VTONGuard: Automatic Detection and Authentication of AI-Generated Virtual Try-On Content
This addresses authenticity concerns in e-commerce and digital entertainment by providing a tool for responsible use, though it is incremental as it builds on existing detection paradigms.
The paper tackles the problem of detecting AI-generated virtual try-on content by introducing VTONGuard, a large-scale benchmark dataset with over 775,000 images, and proposes a multi-task framework that achieves the best overall performance on this benchmark.

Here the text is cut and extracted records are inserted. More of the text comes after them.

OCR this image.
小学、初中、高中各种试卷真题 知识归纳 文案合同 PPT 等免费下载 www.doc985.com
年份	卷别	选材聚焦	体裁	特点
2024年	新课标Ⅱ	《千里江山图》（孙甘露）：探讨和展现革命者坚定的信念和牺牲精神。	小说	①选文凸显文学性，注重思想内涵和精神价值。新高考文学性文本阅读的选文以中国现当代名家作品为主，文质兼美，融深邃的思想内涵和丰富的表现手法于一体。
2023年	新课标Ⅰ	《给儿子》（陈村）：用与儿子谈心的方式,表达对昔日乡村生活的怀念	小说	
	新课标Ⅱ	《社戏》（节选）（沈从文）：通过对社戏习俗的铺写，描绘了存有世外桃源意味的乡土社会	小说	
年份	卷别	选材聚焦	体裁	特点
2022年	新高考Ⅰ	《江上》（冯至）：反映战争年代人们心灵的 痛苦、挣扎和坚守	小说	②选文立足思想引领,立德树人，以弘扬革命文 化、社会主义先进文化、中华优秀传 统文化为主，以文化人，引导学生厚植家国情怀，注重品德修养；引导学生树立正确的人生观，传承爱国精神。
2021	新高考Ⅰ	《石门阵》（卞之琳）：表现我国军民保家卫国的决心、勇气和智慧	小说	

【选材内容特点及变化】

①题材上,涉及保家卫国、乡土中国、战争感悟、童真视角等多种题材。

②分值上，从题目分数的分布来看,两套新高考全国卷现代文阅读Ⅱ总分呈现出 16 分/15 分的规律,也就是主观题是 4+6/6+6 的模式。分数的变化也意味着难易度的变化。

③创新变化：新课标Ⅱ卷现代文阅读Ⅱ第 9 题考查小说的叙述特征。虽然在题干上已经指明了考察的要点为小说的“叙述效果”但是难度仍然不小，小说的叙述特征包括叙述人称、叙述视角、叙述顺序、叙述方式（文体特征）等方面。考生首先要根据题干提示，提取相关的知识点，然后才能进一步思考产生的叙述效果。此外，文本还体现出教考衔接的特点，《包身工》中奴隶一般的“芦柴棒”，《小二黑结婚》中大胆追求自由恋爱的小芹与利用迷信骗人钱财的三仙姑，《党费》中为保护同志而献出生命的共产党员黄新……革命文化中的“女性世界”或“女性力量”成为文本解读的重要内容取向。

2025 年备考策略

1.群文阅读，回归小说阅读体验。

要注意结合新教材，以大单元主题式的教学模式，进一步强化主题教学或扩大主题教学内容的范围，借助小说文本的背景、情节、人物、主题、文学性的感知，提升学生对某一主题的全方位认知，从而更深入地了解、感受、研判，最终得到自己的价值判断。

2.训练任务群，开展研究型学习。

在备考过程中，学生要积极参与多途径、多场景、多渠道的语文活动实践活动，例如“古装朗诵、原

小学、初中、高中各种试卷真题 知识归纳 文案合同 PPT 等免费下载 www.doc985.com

With the rapid advancement of generative AI, virtual try-on (VTON) systems are becoming increasingly common in e-commerce and digital entertainment. However, the growing realism of AI-generated try-on content raises pressing concerns about authenticity and responsible use. To address this, we present VTONGuard, a large-scale benchmark dataset containing over 775,000 real and synthetic try-on images. The dataset covers diverse real-world conditions, including variations in pose, background, and garment styles, and provides both authentic and manipulated examples. Based on this benchmark, we conduct a systematic evaluation of multiple detection paradigms under unified training and testing protocols. Our results reveal each method's strengths and weaknesses and highlight the persistent challenge of cross-paradigm generalization. To further advance detection, we design a multi-task framework that integrates auxiliary segmentation to enhance boundary-aware feature learning, achieving the best overall performance on VTONGuard. We expect this benchmark to enable fair comparisons, facilitate the development of more robust detection models, and promote the safe and responsible deployment of VTON technologies in practice.